En prélude à la célébration de son quatrième anniversaire, prévue le 10 octobre 2007, le Collectif citoyen pour la restitution et le développement intégré du rail malien (Cocidirail) a organisé une conférence de presse hier à la Bourse du travail. Il s’agissait, pour le Collectif, de faire le point des dernières évolutions concernant la situation des populations installées aux abords des rails en relation avec la promesse électoraliste faite par ATT pour l’acquisition par le Mali de nouvelles locomotives et voitures.

« Je vous avais promis le train voyageur. Il est là. Nous avons acheté 3 locomotives et 38 voitures avec toutes les commodités. Cela a coûté au total plus de 13 milliards de F CFA. Bientôt le trafic va être effectif et toutes les gares seront rouvertes progressivement ».

Ainsi s’exprimait le président de la République, Amadou Toumani Touré mi-mars 2007 dans la ville de Kayes, Capitale des Rails. C’était à l’occasion de la campagne pour l’élection présidentielle du 29 avril 2007. Mais, plus de 4 mois après la campagne et sa réélection pour un second et dernier quinquennat, l’on assiste au lever du jour, donc des désillusions.

Aujourd’hui, les populations vivant le long des rails, déchantent après avoir vu ATT à bord d’un train flambant neuf mener sa campagne tambour battant. Elles ignorent où sont passés les 3 locomotives et 38 voitures avec toutes les commodités ? Où est le train voyageur ? Et où sont toutes les gares rouvertes ?

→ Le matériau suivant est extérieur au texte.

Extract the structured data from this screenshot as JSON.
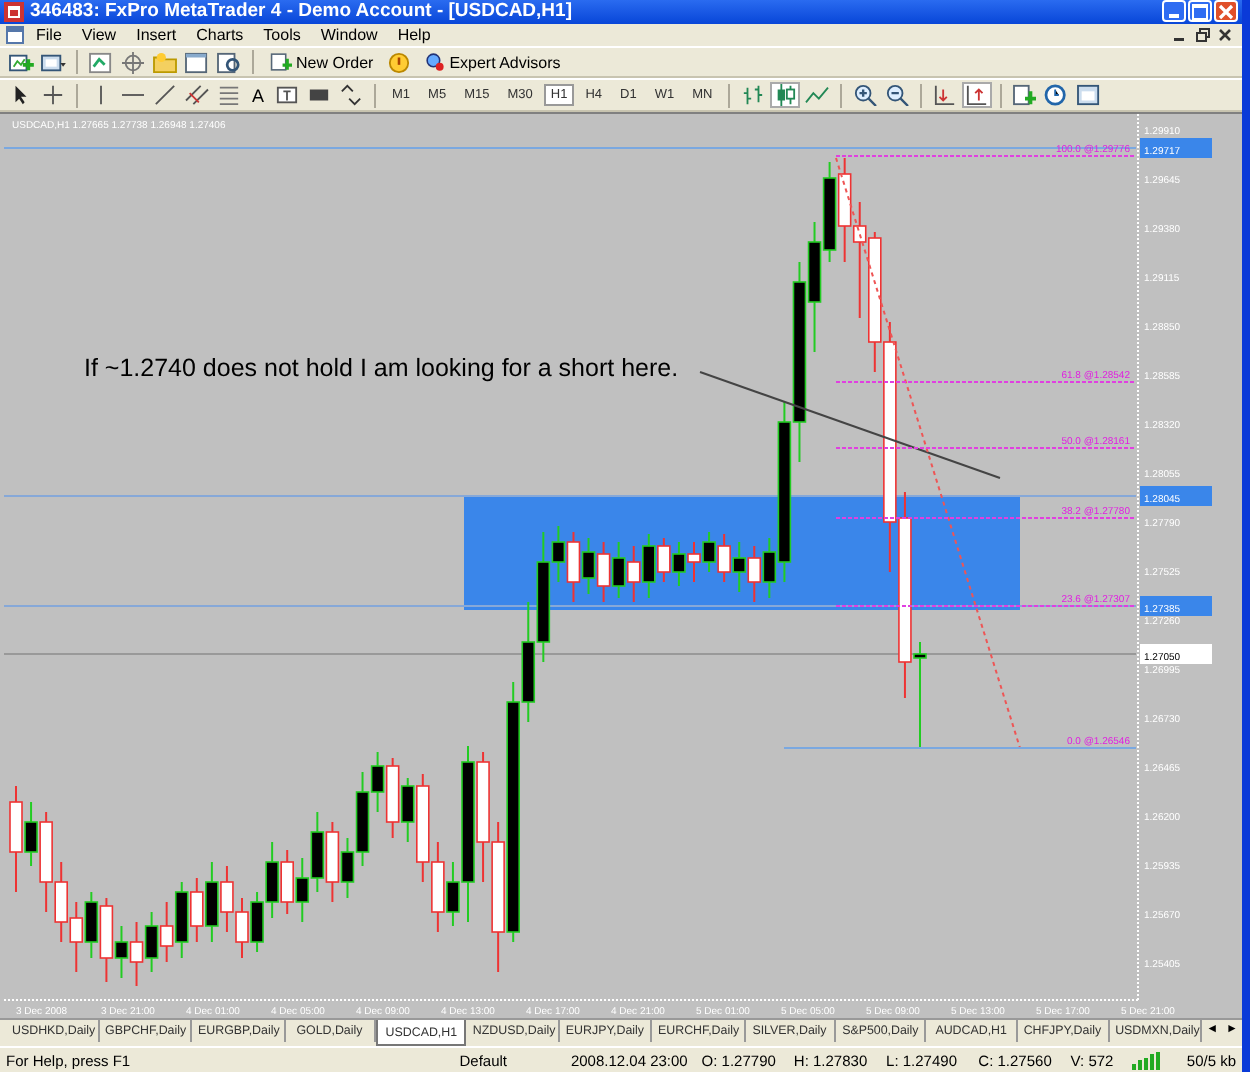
{
  "window": {
    "title": "346483: FxPro MetaTrader 4 - Demo Account - [USDCAD,H1]"
  },
  "menu": [
    "File",
    "View",
    "Insert",
    "Charts",
    "Tools",
    "Window",
    "Help"
  ],
  "toolbar": {
    "buttons": [
      "New Order",
      "Expert Advisors"
    ],
    "text_tool": "A",
    "timeframes": [
      {
        "label": "M1",
        "selected": false
      },
      {
        "label": "M5",
        "selected": false
      },
      {
        "label": "M15",
        "selected": false
      },
      {
        "label": "M30",
        "selected": false
      },
      {
        "label": "H1",
        "selected": true
      },
      {
        "label": "H4",
        "selected": false
      },
      {
        "label": "D1",
        "selected": false
      },
      {
        "label": "W1",
        "selected": false
      },
      {
        "label": "MN",
        "selected": false
      }
    ]
  },
  "chart": {
    "info": "USDCAD,H1  1.27665 1.27738 1.26948 1.27406",
    "annotation": "If ~1.2740 does not hold I am looking for a short here.",
    "fib_levels": [
      "100.0 @1.29776",
      "61.8 @1.28542",
      "50.0 @1.28161",
      "38.2 @1.27780",
      "23.6 @1.27307",
      "0.0 @1.26546"
    ],
    "price_ticks": [
      "1.29910",
      "1.29645",
      "1.29380",
      "1.29115",
      "1.28850",
      "1.28585",
      "1.28320",
      "1.28055",
      "1.27790",
      "1.27525",
      "1.27260",
      "1.26995",
      "1.26730",
      "1.26465",
      "1.26200",
      "1.25935",
      "1.25670",
      "1.25405"
    ],
    "price_markers": [
      {
        "label": "1.29717",
        "kind": "line"
      },
      {
        "label": "1.28045",
        "kind": "line"
      },
      {
        "label": "1.27385",
        "kind": "line"
      },
      {
        "label": "1.27050",
        "kind": "bid"
      }
    ],
    "time_labels": [
      "3 Dec 2008",
      "3 Dec 21:00",
      "4 Dec 01:00",
      "4 Dec 05:00",
      "4 Dec 09:00",
      "4 Dec 13:00",
      "4 Dec 17:00",
      "4 Dec 21:00",
      "5 Dec 01:00",
      "5 Dec 05:00",
      "5 Dec 09:00",
      "5 Dec 13:00",
      "5 Dec 17:00",
      "5 Dec 21:00"
    ]
  },
  "tabs": [
    {
      "label": "USDHKD,Daily",
      "selected": false
    },
    {
      "label": "GBPCHF,Daily",
      "selected": false
    },
    {
      "label": "EURGBP,Daily",
      "selected": false
    },
    {
      "label": "GOLD,Daily",
      "selected": false
    },
    {
      "label": "USDCAD,H1",
      "selected": true
    },
    {
      "label": "NZDUSD,Daily",
      "selected": false
    },
    {
      "label": "EURJPY,Daily",
      "selected": false
    },
    {
      "label": "EURCHF,Daily",
      "selected": false
    },
    {
      "label": "SILVER,Daily",
      "selected": false
    },
    {
      "label": "S&P500,Daily",
      "selected": false
    },
    {
      "label": "AUDCAD,H1",
      "selected": false
    },
    {
      "label": "CHFJPY,Daily",
      "selected": false
    },
    {
      "label": "USDMXN,Daily",
      "selected": false
    }
  ],
  "tab_scroll": [
    "◄",
    "►"
  ],
  "status_bar": {
    "help": "For Help, press F1",
    "profile": "Default",
    "time": "2008.12.04 23:00",
    "open": "O: 1.27790",
    "high": "H: 1.27830",
    "low": "L: 1.27490",
    "close": "C: 1.27560",
    "volume": "V: 572",
    "traffic": "50/5 kb"
  }
}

Ces questions restent désespérément sans réponse après la réélection d’ATT par plus de 70 % des voix. « Tout ce que les populations ont vu, avant et après leur vote, c’est une nouvelle locomotive qui tire les vieilles rames de voitures. Et pour cause, sur les 3 machines acquises, 2 provenant d’Argentine n’étaient pas neuves, mais on ne les voit même plus » , a expliqué Mohamed Tabouré, chargé de communication de Cocidirail.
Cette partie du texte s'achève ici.